All-Grade office net absorption in Tokyo surged to 75,100 tsubo in Q4 2015 compared to new supply of 33,800 tsubo. The vacancy rate consequently fell by 0.6 points q-o-q to 3.0%, the twelfth consecutive quarterly decrease. Net absorption for 2015 as a whole was 220,000 tsubo, around 40,000 tsubo higher than the 180,000 tsubo average recorded over the past ten years.

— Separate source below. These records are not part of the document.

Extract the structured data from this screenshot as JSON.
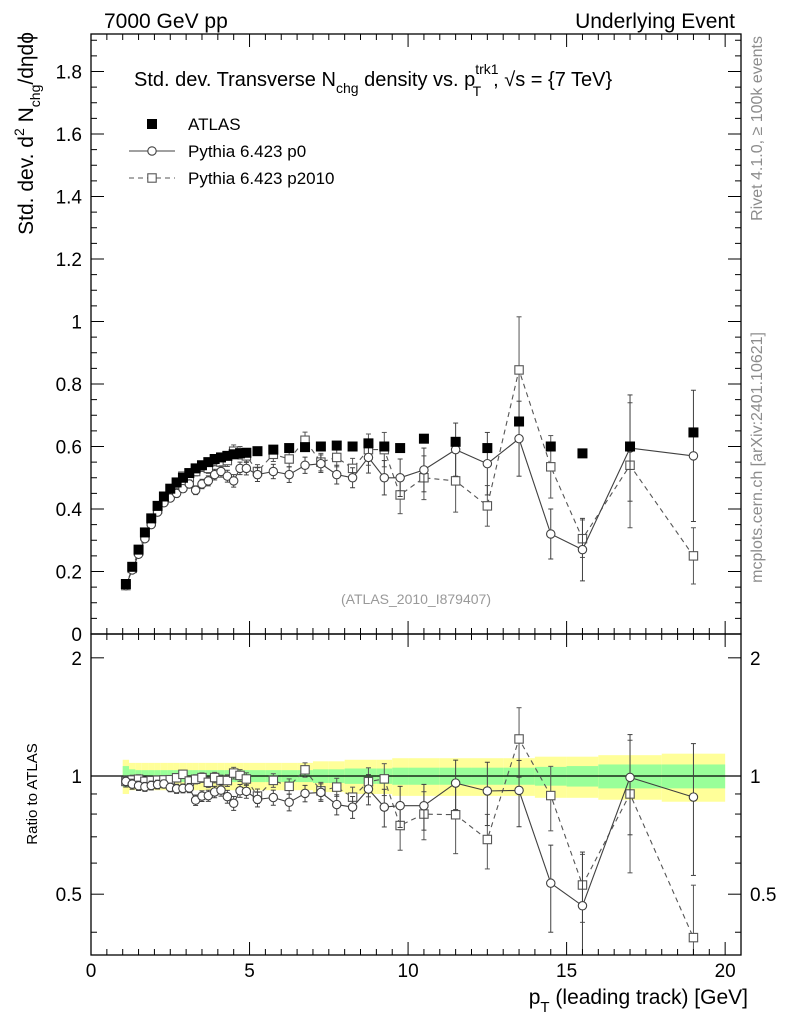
{
  "header": {
    "left": "7000 GeV pp",
    "right": "Underlying Event"
  },
  "side": {
    "rivet": "Rivet 4.1.0, ≥ 100k events",
    "mcplots": "mcplots.cern.ch [arXiv:2401.10621]"
  },
  "chart_data": {
    "type": "scatter",
    "title": {
      "main": "Std. dev. Transverse N",
      "main_sub": "chg",
      "mid": " density vs. p",
      "mid_sup": "trk1",
      "mid_sub": "T",
      "tail": ", √s = {7 TeV}"
    },
    "analysis_label": "(ATLAS_2010_I879407)",
    "ylabel": {
      "prefix": "Std. dev. d",
      "sup": "2",
      "mid": " N",
      "sub": "chg",
      "tail": "/dηdϕ"
    },
    "ratio_ylabel": "Ratio to ATLAS",
    "xlabel": {
      "p": "p",
      "sub": "T",
      "tail": " (leading track) [GeV]"
    },
    "xlim": [
      0,
      20.5
    ],
    "ylim": [
      0,
      1.92
    ],
    "ratio_ylim": [
      0.35,
      2.3
    ],
    "x_ticks": [
      0,
      5,
      10,
      15,
      20
    ],
    "y_ticks": [
      0,
      0.2,
      0.4,
      0.6,
      0.8,
      1,
      1.2,
      1.4,
      1.6,
      1.8
    ],
    "y_tick_labels": [
      "0",
      "0.2",
      "0.4",
      "0.6",
      "0.8",
      "1",
      "1.2",
      "1.4",
      "1.6",
      "1.8"
    ],
    "ratio_ticks": [
      0.5,
      1,
      2
    ],
    "ratio_tick_labels": [
      "0.5",
      "1",
      "2"
    ],
    "legend": [
      {
        "name": "ATLAS",
        "marker": "filled-square",
        "line": "none"
      },
      {
        "name": "Pythia 6.423 p0",
        "marker": "open-circle",
        "line": "solid"
      },
      {
        "name": "Pythia 6.423 p2010",
        "marker": "open-square",
        "line": "dashed"
      }
    ],
    "x": [
      1.1,
      1.3,
      1.5,
      1.7,
      1.9,
      2.1,
      2.3,
      2.5,
      2.7,
      2.9,
      3.1,
      3.3,
      3.5,
      3.7,
      3.9,
      4.1,
      4.3,
      4.5,
      4.7,
      4.9,
      5.25,
      5.75,
      6.25,
      6.75,
      7.25,
      7.75,
      8.25,
      8.75,
      9.25,
      9.75,
      10.5,
      11.5,
      12.5,
      13.5,
      14.5,
      15.5,
      17.0,
      19.0
    ],
    "series": [
      {
        "name": "ATLAS",
        "values": [
          0.16,
          0.215,
          0.27,
          0.325,
          0.37,
          0.41,
          0.44,
          0.465,
          0.485,
          0.5,
          0.515,
          0.53,
          0.54,
          0.55,
          0.56,
          0.565,
          0.57,
          0.575,
          0.578,
          0.58,
          0.585,
          0.59,
          0.595,
          0.598,
          0.6,
          0.603,
          0.6,
          0.61,
          0.6,
          0.595,
          0.625,
          0.615,
          0.595,
          0.68,
          0.6,
          0.578,
          0.6,
          0.645
        ]
      },
      {
        "name": "Pythia 6.423 p0",
        "values": [
          0.155,
          0.205,
          0.255,
          0.305,
          0.35,
          0.39,
          0.42,
          0.435,
          0.45,
          0.465,
          0.48,
          0.46,
          0.48,
          0.49,
          0.51,
          0.52,
          0.505,
          0.49,
          0.53,
          0.53,
          0.51,
          0.52,
          0.51,
          0.54,
          0.545,
          0.51,
          0.5,
          0.565,
          0.5,
          0.5,
          0.525,
          0.59,
          0.545,
          0.625,
          0.32,
          0.27,
          0.595,
          0.57
        ],
        "errors": [
          0.005,
          0.006,
          0.007,
          0.008,
          0.009,
          0.01,
          0.01,
          0.011,
          0.012,
          0.012,
          0.013,
          0.014,
          0.015,
          0.016,
          0.017,
          0.018,
          0.019,
          0.02,
          0.02,
          0.021,
          0.022,
          0.023,
          0.025,
          0.026,
          0.028,
          0.03,
          0.032,
          0.05,
          0.055,
          0.06,
          0.07,
          0.085,
          0.1,
          0.12,
          0.08,
          0.1,
          0.17,
          0.21
        ]
      },
      {
        "name": "Pythia 6.423 p2010",
        "values": [
          0.155,
          0.21,
          0.265,
          0.315,
          0.36,
          0.4,
          0.43,
          0.455,
          0.48,
          0.505,
          0.5,
          0.52,
          0.535,
          0.53,
          0.555,
          0.55,
          0.555,
          0.585,
          0.58,
          0.57,
          0.52,
          0.575,
          0.56,
          0.62,
          0.55,
          0.565,
          0.53,
          0.59,
          0.59,
          0.445,
          0.5,
          0.49,
          0.41,
          0.845,
          0.535,
          0.305,
          0.54,
          0.25
        ],
        "errors": [
          0.005,
          0.006,
          0.007,
          0.008,
          0.009,
          0.01,
          0.01,
          0.011,
          0.012,
          0.012,
          0.013,
          0.014,
          0.015,
          0.016,
          0.017,
          0.018,
          0.019,
          0.02,
          0.02,
          0.021,
          0.022,
          0.023,
          0.025,
          0.026,
          0.028,
          0.03,
          0.032,
          0.05,
          0.055,
          0.06,
          0.07,
          0.1,
          0.065,
          0.17,
          0.1,
          0.06,
          0.2,
          0.09
        ]
      }
    ],
    "ratio_band": {
      "x_edges": [
        1.0,
        1.2,
        1.4,
        1.6,
        1.8,
        2.0,
        2.2,
        2.4,
        2.6,
        2.8,
        3.0,
        3.2,
        3.4,
        3.6,
        3.8,
        4.0,
        4.2,
        4.4,
        4.6,
        4.8,
        5.0,
        5.5,
        6.0,
        6.5,
        7.0,
        7.5,
        8.0,
        8.5,
        9.0,
        9.5,
        10.0,
        11.0,
        12.0,
        13.0,
        14.0,
        15.0,
        16.0,
        18.0,
        20.0
      ],
      "inner_half": [
        0.06,
        0.04,
        0.035,
        0.035,
        0.035,
        0.035,
        0.035,
        0.035,
        0.035,
        0.035,
        0.035,
        0.035,
        0.035,
        0.035,
        0.035,
        0.035,
        0.035,
        0.035,
        0.035,
        0.035,
        0.035,
        0.035,
        0.035,
        0.035,
        0.04,
        0.04,
        0.045,
        0.045,
        0.045,
        0.05,
        0.05,
        0.05,
        0.05,
        0.05,
        0.055,
        0.06,
        0.07,
        0.07
      ],
      "outer_half": [
        0.1,
        0.08,
        0.08,
        0.08,
        0.08,
        0.08,
        0.08,
        0.08,
        0.08,
        0.08,
        0.08,
        0.08,
        0.08,
        0.08,
        0.08,
        0.08,
        0.08,
        0.08,
        0.08,
        0.08,
        0.08,
        0.08,
        0.08,
        0.08,
        0.09,
        0.09,
        0.1,
        0.1,
        0.1,
        0.11,
        0.11,
        0.11,
        0.11,
        0.11,
        0.12,
        0.12,
        0.13,
        0.14
      ]
    },
    "colors": {
      "atlas": "#000000",
      "p0": "#404040",
      "p2010": "#555555",
      "band_inner": "#99ff99",
      "band_outer": "#ffff99",
      "side_text": "#8c8c8c",
      "analysis_text": "#999999"
    }
  }
}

One reason for the large take-up this quarter is partly due to seasonality, as some companies tend to aim to move at the end of the fiscal year in March. With vacant space gradually dwindling, especially in new buildings, an increasing number of companies that had been unable to decide where to move, finally signed leases. This trend was seen in a wide variety of companies. In the Marunouchi/Otemachi area, the vacancy rate rose 1.5 points to 2.4%, as a new building was completed with space still available. However, vacancy rates declined in all other areas and the tight balance of supply and demandbecame more widespread.

TOKYO GRADE A

VACANCY RATE FALLS BELOW 4.0% FOR FIRST TIME SINCE Q3 2008.

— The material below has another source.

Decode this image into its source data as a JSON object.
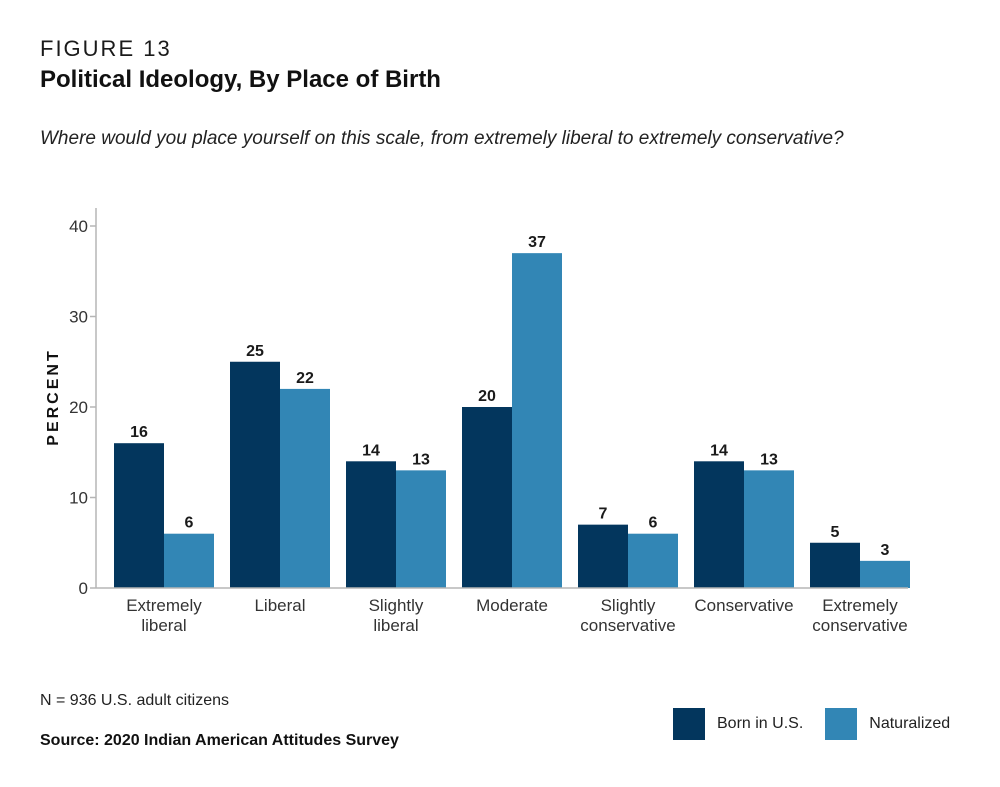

In Q4 2015 large spaces were let in new buildings that still had space available. The Tokyo Grade A office vacancy rate declined by 1.2 points q-o-q to 3.3%. Net absorption in 2015 as a whole fell by around 10% y-o-y to 117,300 tsubo, but this was above the ten-year average of 79,000 tsubo. In the Yaesu/Nihonbashi area, a significant volume of vacant space was let in a new building to accommodate demand from a tenant relocating during the rebuilding of its head office. In the Toranomon/Shiodome area, vacant space was filled in existing buildings by companies aiming to upgrade their location. In the arunouchi/Otemachi area, the vacancy rate rose 3.0 points to 3.2% as a new building was completed with space still available. However, it is unlikely that it will take long to let the space available in this building, as tenants have accelerated their decision making ahead of the fiscal year-end in March. Grade A assumed achievable rents rose by 1.8% q-o-q to JPY 34,450 per tsubo in Q4 2015. In the previous quarter, increases seemed to be subdued, at +0.7%, but they have picked up again, mainly in buildings in the areas where occupancy has improved.

TOKYO GRADE A-MINUS NEW SUPPLY FULLY LET UPON COMPLETION AS GROUP COMPANIES MOVE TO A SINGLE LOCATION

This quarter saw no shortage of enquiries for large spaces in Grade A-Minus buildings. Despite new supply of 15,600 tsubo, the largest since Q3 2014, the vacancy rate in Q4 2015 declined by 0.2
points q-o-q to 2.6%. Of the new buildings completed in Q4 2015, those located in the Shinagawa/Tamachi and other surrounding areas were fully let due to several cases of space consolidations. Some existing buildings managed to let comparatively large amounts of vacant space in this quarter alone by lowering rents slightly, but demand is strong for Grade A-Minus offices overall. Tenants signing new leases included companies with head offices in suburban areas relocating some departments to larger offices in central Tokyo.

TOKYO GRADE B

SPACE LET IN NEW BUILDINGS; VACANCY RATE FALLS TO 3.2%

There was new Grade B supply for the first time in three quarters. However, net absorption surged from 1,300 tsubo in Q3 2015 to 12,700 tsubo, and the vacancy rate fell by 0.7 points q-o-q to 3.2%. One new building was completed in the Yaesu/ Nihonbashi area during the quarter. Although it was completed without being fully let, it is attracting plenty of enquiries as it provides much sought after space close to Tokyo Station. It is therefore not expected to take long for it to be fully let. Meanwhile, a number of buildings completed in Q3 2015 or earlier that still had space available managed to let a lot of space by lowering rents to market levels.